Psychology and neuroscience applied to LLMs

Reading: How does ChatGPT ‘think’? Psychology and neuroscience crack open AI large language models, Nature news feature, 14 May 2024. Available as an audio long read at YouTube.

I was drawn to this news feature as it seems the opposite of ideas I’ve been reading about lately. I’ve been interested in how concepts from engineering help us better understand biology (Can a biologist fix a radio? and Reverse engineering of biological complexity), and here we’re looking at ideas from psychology and neuroscience to understand technology.

The whole article is a discussion of explainable AI (xAI) and the need to have an understanding of how LLMs work.No real conclusions, but some fun references.

On psychology

“The human mind is a black box, animal minds are kind of a black box and LLMs are black boxes,” says Thilo Hagendorff, a computer scientist at the University of Stuttgart in Germany. “Psychology is well equipped to investigate black boxes.”

This references the “machine psychology” paper, suggesting we treat LLMs as we do psychology subjects in order to access their behaviour. This is tricky, as LLMs have consumed a lot of psychology research to mimic. On the other hand, that’s useful for simulating people, as covered in a great Science piece on synthetic subjects.

On neuroscience

Another angle is using imaging concepts from neuroscience (paper):

The researchers told their LLM several times to lie or to tell the truth and measured the differences in patterns of neuronal activity, creating a mathematical representation of truthfulness […]

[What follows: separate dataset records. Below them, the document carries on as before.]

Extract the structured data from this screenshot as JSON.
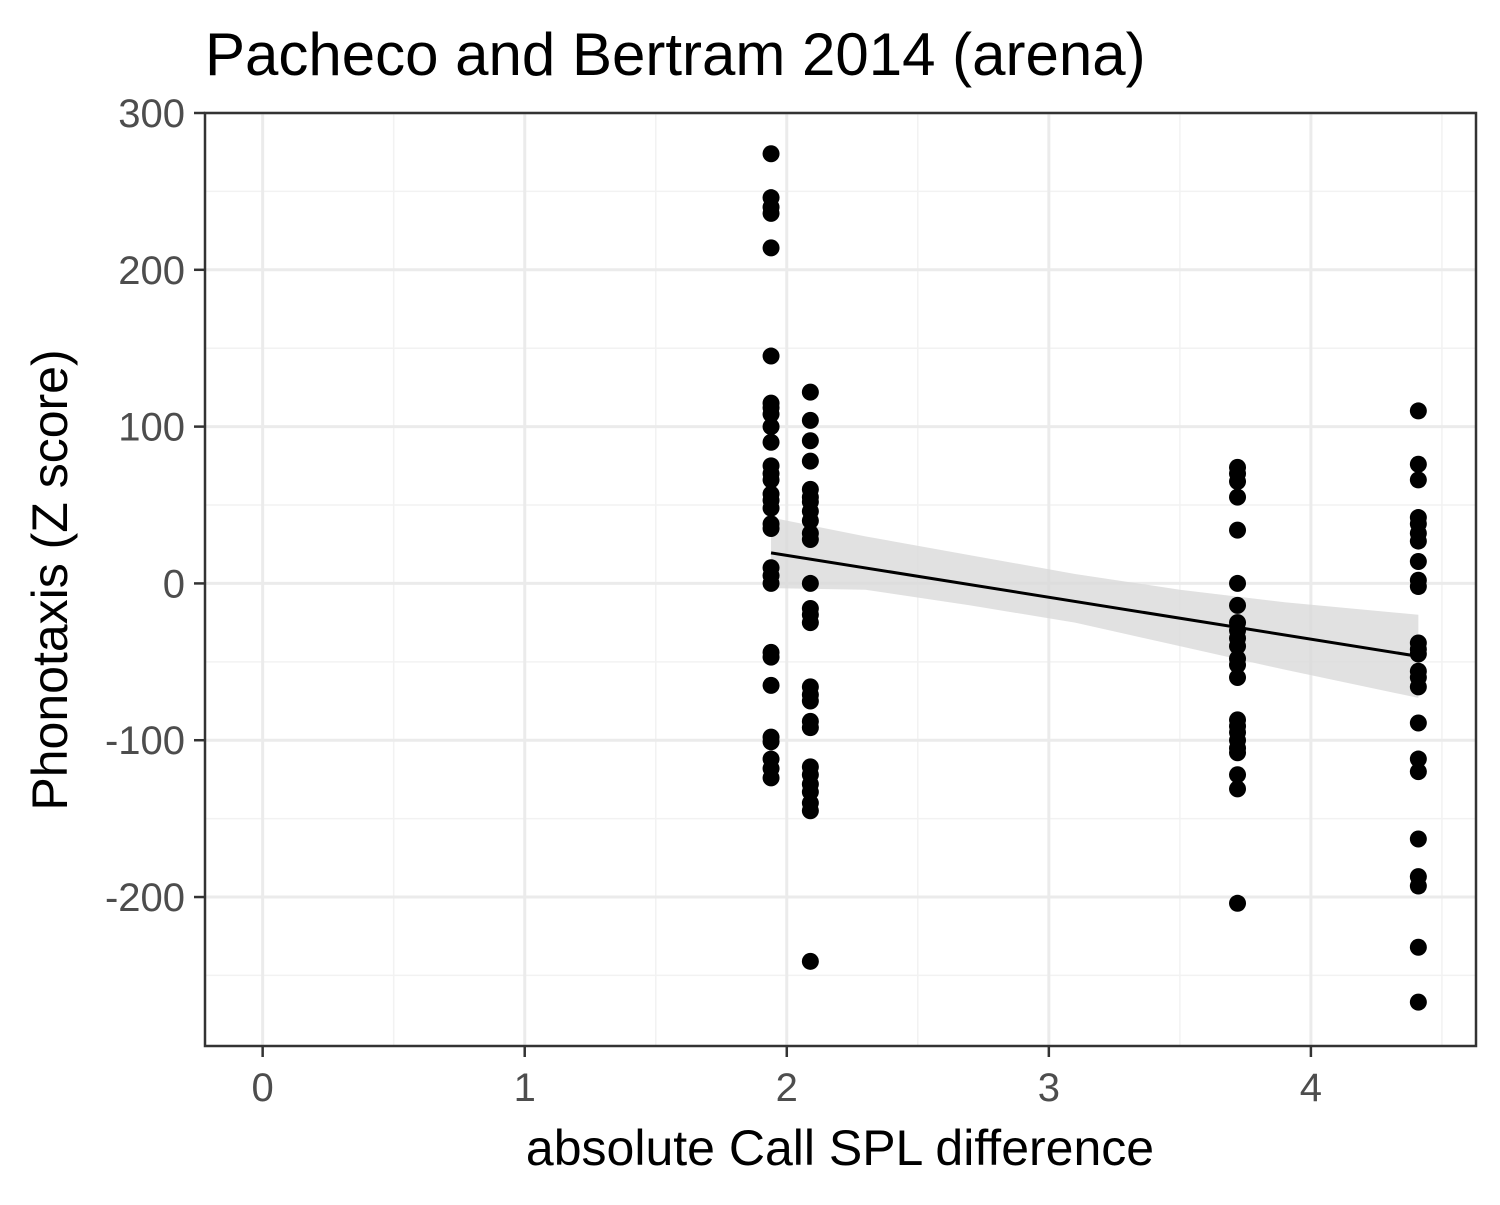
{
  "chart_data": {
    "type": "scatter",
    "title": "Pacheco and Bertram 2014 (arena)",
    "xlabel": "absolute Call SPL difference",
    "ylabel": "Phonotaxis (Z score)",
    "xlim": [
      -0.22,
      4.63
    ],
    "ylim": [
      -295,
      300
    ],
    "x_ticks": [
      0,
      1,
      2,
      3,
      4
    ],
    "x_tick_labels": [
      "0",
      "1",
      "2",
      "3",
      "4"
    ],
    "y_ticks": [
      -200,
      -100,
      0,
      100,
      200,
      300
    ],
    "y_tick_labels": [
      "-200",
      "-100",
      "0",
      "100",
      "200",
      "300"
    ],
    "grid": true,
    "legend": "none",
    "point_color": "#000000",
    "band_color": "#d9d9d9",
    "line_color": "#000000",
    "points": [
      {
        "x": 1.94,
        "y": 274
      },
      {
        "x": 1.94,
        "y": 246
      },
      {
        "x": 1.94,
        "y": 240
      },
      {
        "x": 1.94,
        "y": 236
      },
      {
        "x": 1.94,
        "y": 214
      },
      {
        "x": 1.94,
        "y": 145
      },
      {
        "x": 1.94,
        "y": 115
      },
      {
        "x": 1.94,
        "y": 112
      },
      {
        "x": 1.94,
        "y": 108
      },
      {
        "x": 1.94,
        "y": 100
      },
      {
        "x": 1.94,
        "y": 90
      },
      {
        "x": 1.94,
        "y": 75
      },
      {
        "x": 1.94,
        "y": 70
      },
      {
        "x": 1.94,
        "y": 66
      },
      {
        "x": 1.94,
        "y": 57
      },
      {
        "x": 1.94,
        "y": 53
      },
      {
        "x": 1.94,
        "y": 48
      },
      {
        "x": 1.94,
        "y": 38
      },
      {
        "x": 1.94,
        "y": 35
      },
      {
        "x": 1.94,
        "y": 10
      },
      {
        "x": 1.94,
        "y": 5
      },
      {
        "x": 1.94,
        "y": 0
      },
      {
        "x": 1.94,
        "y": -44
      },
      {
        "x": 1.94,
        "y": -47
      },
      {
        "x": 1.94,
        "y": -65
      },
      {
        "x": 1.94,
        "y": -98
      },
      {
        "x": 1.94,
        "y": -101
      },
      {
        "x": 1.94,
        "y": -112
      },
      {
        "x": 1.94,
        "y": -118
      },
      {
        "x": 1.94,
        "y": -124
      },
      {
        "x": 2.09,
        "y": 122
      },
      {
        "x": 2.09,
        "y": 104
      },
      {
        "x": 2.09,
        "y": 91
      },
      {
        "x": 2.09,
        "y": 78
      },
      {
        "x": 2.09,
        "y": 60
      },
      {
        "x": 2.09,
        "y": 55
      },
      {
        "x": 2.09,
        "y": 52
      },
      {
        "x": 2.09,
        "y": 46
      },
      {
        "x": 2.09,
        "y": 40
      },
      {
        "x": 2.09,
        "y": 32
      },
      {
        "x": 2.09,
        "y": 28
      },
      {
        "x": 2.09,
        "y": 0
      },
      {
        "x": 2.09,
        "y": -16
      },
      {
        "x": 2.09,
        "y": -20
      },
      {
        "x": 2.09,
        "y": -25
      },
      {
        "x": 2.09,
        "y": -66
      },
      {
        "x": 2.09,
        "y": -71
      },
      {
        "x": 2.09,
        "y": -75
      },
      {
        "x": 2.09,
        "y": -88
      },
      {
        "x": 2.09,
        "y": -92
      },
      {
        "x": 2.09,
        "y": -117
      },
      {
        "x": 2.09,
        "y": -122
      },
      {
        "x": 2.09,
        "y": -128
      },
      {
        "x": 2.09,
        "y": -133
      },
      {
        "x": 2.09,
        "y": -140
      },
      {
        "x": 2.09,
        "y": -145
      },
      {
        "x": 2.09,
        "y": -241
      },
      {
        "x": 3.72,
        "y": 74
      },
      {
        "x": 3.72,
        "y": 70
      },
      {
        "x": 3.72,
        "y": 65
      },
      {
        "x": 3.72,
        "y": 55
      },
      {
        "x": 3.72,
        "y": 34
      },
      {
        "x": 3.72,
        "y": 0
      },
      {
        "x": 3.72,
        "y": -14
      },
      {
        "x": 3.72,
        "y": -25
      },
      {
        "x": 3.72,
        "y": -30
      },
      {
        "x": 3.72,
        "y": -35
      },
      {
        "x": 3.72,
        "y": -40
      },
      {
        "x": 3.72,
        "y": -48
      },
      {
        "x": 3.72,
        "y": -52
      },
      {
        "x": 3.72,
        "y": -60
      },
      {
        "x": 3.72,
        "y": -87
      },
      {
        "x": 3.72,
        "y": -91
      },
      {
        "x": 3.72,
        "y": -95
      },
      {
        "x": 3.72,
        "y": -100
      },
      {
        "x": 3.72,
        "y": -105
      },
      {
        "x": 3.72,
        "y": -108
      },
      {
        "x": 3.72,
        "y": -122
      },
      {
        "x": 3.72,
        "y": -131
      },
      {
        "x": 3.72,
        "y": -204
      },
      {
        "x": 4.41,
        "y": 110
      },
      {
        "x": 4.41,
        "y": 76
      },
      {
        "x": 4.41,
        "y": 66
      },
      {
        "x": 4.41,
        "y": 42
      },
      {
        "x": 4.41,
        "y": 38
      },
      {
        "x": 4.41,
        "y": 32
      },
      {
        "x": 4.41,
        "y": 27
      },
      {
        "x": 4.41,
        "y": 14
      },
      {
        "x": 4.41,
        "y": 2
      },
      {
        "x": 4.41,
        "y": -2
      },
      {
        "x": 4.41,
        "y": -38
      },
      {
        "x": 4.41,
        "y": -42
      },
      {
        "x": 4.41,
        "y": -45
      },
      {
        "x": 4.41,
        "y": -56
      },
      {
        "x": 4.41,
        "y": -60
      },
      {
        "x": 4.41,
        "y": -66
      },
      {
        "x": 4.41,
        "y": -89
      },
      {
        "x": 4.41,
        "y": -112
      },
      {
        "x": 4.41,
        "y": -120
      },
      {
        "x": 4.41,
        "y": -163
      },
      {
        "x": 4.41,
        "y": -187
      },
      {
        "x": 4.41,
        "y": -193
      },
      {
        "x": 4.41,
        "y": -232
      },
      {
        "x": 4.41,
        "y": -267
      }
    ],
    "fit_line": {
      "x": [
        1.94,
        4.41
      ],
      "y": [
        19.5,
        -46.5
      ]
    },
    "confidence_band": {
      "x": [
        1.94,
        2.3,
        2.7,
        3.1,
        3.5,
        3.9,
        4.41
      ],
      "upper": [
        42,
        30,
        18,
        6,
        -4,
        -12,
        -20
      ],
      "lower": [
        -3,
        -4,
        -14,
        -25,
        -40,
        -55,
        -73
      ]
    }
  }
}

With the benefit of being able to made edits:

The researchers went further and intervened in the model’s behaviour, adding these truthfulness patterns to its activations when asking it a question, enhancing its honesty. They followed these steps for several other concepts, too: they could make the model more or less power-seeking, happy, harmless, gender-biased and so on.

Looks like a powerful technique. Anthropic’s work on transformer circuits is related, discovering “monosemantic" feature patterns from LLMs. Looking at neuron’s doesn’t work, they say:

Unfortunately, the most natural computational unit of the neural network – the neuron itself – turns out not to be a natural unit for human understanding. This is because many neurons are polysemantic: they respond to mixtures of seemingly unrelated inputs. (From Towards Monosemanticity: Decomposing Language Models With Dictionary Learning, 2023)

In the recent 2024 update Anthropic report (published since the Nature news feature):

Examples of features we find include features for famous people, features for countries and cities, and features tracking type signatures in code. Many features are multilingual (responding to the same concept across languages) and multimodal (responding to the same concept in both text and images) […]

Importantly:

Some of the features we find are of particular interest because they may be safety-relevant – that is, they are plausibly connected to a range of ways in which modern AI systems may cause harm.

Being able to detect when an LLM is “dishonest” from analysing the network activations? Sounds incredibly useful, and still neurosciencey in that you’re probing a network rather than engineering a system. Still: “This research is also very preliminary”.